Трех- и четырехэтажные строения почти что соприкасались кровлями, отчего внизу всегда был полумрак.

— Ну что, вы по-прежнему хотите кричать, что вас похитили и держат в притоне? — насмешливо шепнула Ариадна Парисовна полумертвой от шока мадам Савиной.

— Подайте! Подайте! — донесся истошный вой, когда карета проезжала мимо церкви.

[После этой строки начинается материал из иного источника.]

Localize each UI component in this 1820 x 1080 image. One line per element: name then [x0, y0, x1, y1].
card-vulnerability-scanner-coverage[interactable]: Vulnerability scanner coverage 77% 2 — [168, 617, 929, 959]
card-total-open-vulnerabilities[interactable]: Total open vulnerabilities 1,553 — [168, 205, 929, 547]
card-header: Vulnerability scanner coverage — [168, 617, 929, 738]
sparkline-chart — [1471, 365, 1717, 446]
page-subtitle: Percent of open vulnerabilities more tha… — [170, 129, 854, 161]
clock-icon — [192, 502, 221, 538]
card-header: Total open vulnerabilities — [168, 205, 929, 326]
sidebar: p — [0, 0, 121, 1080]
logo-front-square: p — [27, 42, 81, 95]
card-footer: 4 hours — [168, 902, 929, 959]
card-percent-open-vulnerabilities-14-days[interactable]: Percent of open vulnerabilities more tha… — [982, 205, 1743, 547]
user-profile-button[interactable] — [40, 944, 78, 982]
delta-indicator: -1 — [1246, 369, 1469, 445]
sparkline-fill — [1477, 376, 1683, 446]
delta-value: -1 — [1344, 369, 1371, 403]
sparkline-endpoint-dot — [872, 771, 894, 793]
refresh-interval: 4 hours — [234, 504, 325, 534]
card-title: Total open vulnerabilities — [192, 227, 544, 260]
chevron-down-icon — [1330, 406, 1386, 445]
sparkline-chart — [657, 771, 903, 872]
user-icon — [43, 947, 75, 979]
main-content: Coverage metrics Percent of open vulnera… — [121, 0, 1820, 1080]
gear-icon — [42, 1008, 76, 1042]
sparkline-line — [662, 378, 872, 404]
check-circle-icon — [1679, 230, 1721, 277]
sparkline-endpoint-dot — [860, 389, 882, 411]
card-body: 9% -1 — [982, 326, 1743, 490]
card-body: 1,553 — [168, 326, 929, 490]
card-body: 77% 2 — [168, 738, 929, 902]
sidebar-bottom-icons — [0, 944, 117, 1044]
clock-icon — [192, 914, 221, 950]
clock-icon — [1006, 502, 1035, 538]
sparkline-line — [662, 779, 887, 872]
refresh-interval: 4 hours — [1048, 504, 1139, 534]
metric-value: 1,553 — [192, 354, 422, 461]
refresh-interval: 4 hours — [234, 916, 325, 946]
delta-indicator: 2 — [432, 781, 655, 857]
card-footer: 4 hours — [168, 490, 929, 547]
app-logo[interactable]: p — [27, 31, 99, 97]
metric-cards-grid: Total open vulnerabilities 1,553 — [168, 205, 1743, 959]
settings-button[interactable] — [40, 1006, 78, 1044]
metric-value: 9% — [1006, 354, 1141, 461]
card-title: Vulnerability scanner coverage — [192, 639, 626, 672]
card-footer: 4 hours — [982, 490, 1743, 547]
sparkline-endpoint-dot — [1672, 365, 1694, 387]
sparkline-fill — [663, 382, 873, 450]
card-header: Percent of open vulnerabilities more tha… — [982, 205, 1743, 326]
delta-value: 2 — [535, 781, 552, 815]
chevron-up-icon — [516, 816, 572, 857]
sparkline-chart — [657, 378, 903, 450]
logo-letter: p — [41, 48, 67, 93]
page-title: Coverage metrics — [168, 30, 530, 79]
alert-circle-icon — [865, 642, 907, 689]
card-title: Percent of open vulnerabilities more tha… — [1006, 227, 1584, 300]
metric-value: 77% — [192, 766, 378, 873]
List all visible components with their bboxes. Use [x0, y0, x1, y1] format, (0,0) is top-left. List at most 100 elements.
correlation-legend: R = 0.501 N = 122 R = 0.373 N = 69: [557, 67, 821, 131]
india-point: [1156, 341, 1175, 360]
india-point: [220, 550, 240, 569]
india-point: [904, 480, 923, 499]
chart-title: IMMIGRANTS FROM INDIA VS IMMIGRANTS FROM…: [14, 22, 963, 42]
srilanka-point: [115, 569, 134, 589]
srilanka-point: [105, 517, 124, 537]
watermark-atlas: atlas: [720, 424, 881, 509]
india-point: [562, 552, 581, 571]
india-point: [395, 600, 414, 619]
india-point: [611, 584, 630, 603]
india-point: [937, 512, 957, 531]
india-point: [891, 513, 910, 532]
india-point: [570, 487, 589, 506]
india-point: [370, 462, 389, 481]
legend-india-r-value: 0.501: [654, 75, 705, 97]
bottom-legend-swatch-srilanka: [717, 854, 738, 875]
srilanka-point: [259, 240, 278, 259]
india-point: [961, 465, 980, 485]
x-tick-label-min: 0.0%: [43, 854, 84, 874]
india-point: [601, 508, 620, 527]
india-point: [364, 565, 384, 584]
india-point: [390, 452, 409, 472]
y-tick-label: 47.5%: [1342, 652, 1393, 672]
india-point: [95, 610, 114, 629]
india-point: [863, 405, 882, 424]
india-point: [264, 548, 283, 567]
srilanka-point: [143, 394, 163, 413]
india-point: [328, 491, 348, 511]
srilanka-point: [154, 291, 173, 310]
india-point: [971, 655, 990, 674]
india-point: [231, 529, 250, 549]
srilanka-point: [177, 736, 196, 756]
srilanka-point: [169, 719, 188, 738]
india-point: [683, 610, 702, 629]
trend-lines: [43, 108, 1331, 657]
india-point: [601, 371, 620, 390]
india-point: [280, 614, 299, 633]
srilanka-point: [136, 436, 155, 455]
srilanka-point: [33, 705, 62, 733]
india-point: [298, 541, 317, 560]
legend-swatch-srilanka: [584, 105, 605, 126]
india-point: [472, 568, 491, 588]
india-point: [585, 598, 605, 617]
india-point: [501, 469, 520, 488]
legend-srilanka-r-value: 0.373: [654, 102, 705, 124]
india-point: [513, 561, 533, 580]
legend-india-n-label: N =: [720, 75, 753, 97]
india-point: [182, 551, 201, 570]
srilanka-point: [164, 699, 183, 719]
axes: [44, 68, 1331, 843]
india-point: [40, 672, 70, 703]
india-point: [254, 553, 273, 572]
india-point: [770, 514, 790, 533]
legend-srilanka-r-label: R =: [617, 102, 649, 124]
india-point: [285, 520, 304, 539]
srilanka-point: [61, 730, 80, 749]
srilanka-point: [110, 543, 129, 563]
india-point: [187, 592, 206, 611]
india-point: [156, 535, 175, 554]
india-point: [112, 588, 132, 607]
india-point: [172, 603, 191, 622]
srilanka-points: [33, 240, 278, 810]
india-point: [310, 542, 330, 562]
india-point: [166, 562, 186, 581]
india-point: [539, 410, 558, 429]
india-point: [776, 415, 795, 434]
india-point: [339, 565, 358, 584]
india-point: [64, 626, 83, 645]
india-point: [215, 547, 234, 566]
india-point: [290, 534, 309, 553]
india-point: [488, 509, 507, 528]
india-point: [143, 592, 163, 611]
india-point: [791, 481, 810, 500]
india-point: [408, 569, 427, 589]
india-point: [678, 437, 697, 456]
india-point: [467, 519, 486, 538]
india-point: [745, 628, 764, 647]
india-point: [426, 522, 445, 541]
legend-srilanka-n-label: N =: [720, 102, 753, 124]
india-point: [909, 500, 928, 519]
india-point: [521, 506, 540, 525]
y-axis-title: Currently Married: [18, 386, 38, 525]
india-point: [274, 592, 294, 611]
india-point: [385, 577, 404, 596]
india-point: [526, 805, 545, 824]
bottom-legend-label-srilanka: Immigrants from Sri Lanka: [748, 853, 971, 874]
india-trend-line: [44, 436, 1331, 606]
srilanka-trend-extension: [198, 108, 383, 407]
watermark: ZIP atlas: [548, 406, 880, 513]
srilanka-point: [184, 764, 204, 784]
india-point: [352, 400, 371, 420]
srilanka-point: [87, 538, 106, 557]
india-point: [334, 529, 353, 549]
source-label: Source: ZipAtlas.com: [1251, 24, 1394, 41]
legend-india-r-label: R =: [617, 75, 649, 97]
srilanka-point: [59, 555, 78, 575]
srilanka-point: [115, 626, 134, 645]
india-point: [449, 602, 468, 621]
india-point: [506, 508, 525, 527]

— Брось им, — Ариадна Парисовна сунула Вере Николаевне в руки горсть медных монет, — иначе они своими лапищами сейчас все дверцы уделают, да и близко нищих лучше не подпускать. Тут и туберкулез можно подхватить, и даже проказу.

Мадам Савина тут же швырнула в грязь деньги. Нищие тут же повалились в отвратительную жижу и начали драться друг с другом за медные гроши.

— Один миллион нищих в городе, где всего четыре миллиона жителей, задумчиво произнесла Ариадна Парисовна, — с ума сойти…

— Эти люди обделены божьей благодатью, — пожала плечами мамаша Пуатье, — только благородные люди достойны лучшей доли. Участь черни — копаться в земле и производить нужное количество солдат.

— Это очень плохо кончится, — лаконично ответила госпожа Эйфор-Коровина.[3]

Незаметно карета выехала на мощеную мостовую, трясти стало намного сильнее.

Зато на мостовой было немного чище, хотя по краям все равно текли нечистоты. Нищих по дороге почти не попадалось, зато появились патрули в черных плащах и стражники в будках.

вернуться

3

В этот же миг в швейцарской деревушке Будри трехлетний мальчуган с одного удара разрубил топором арбуз. Его мать всплеснула руками и сказала то же самое, что и госпожа Эйфор-Коровина: «Это плохо кончится!». Звали мальчугана Жан Поль, а фамилия его — Марат.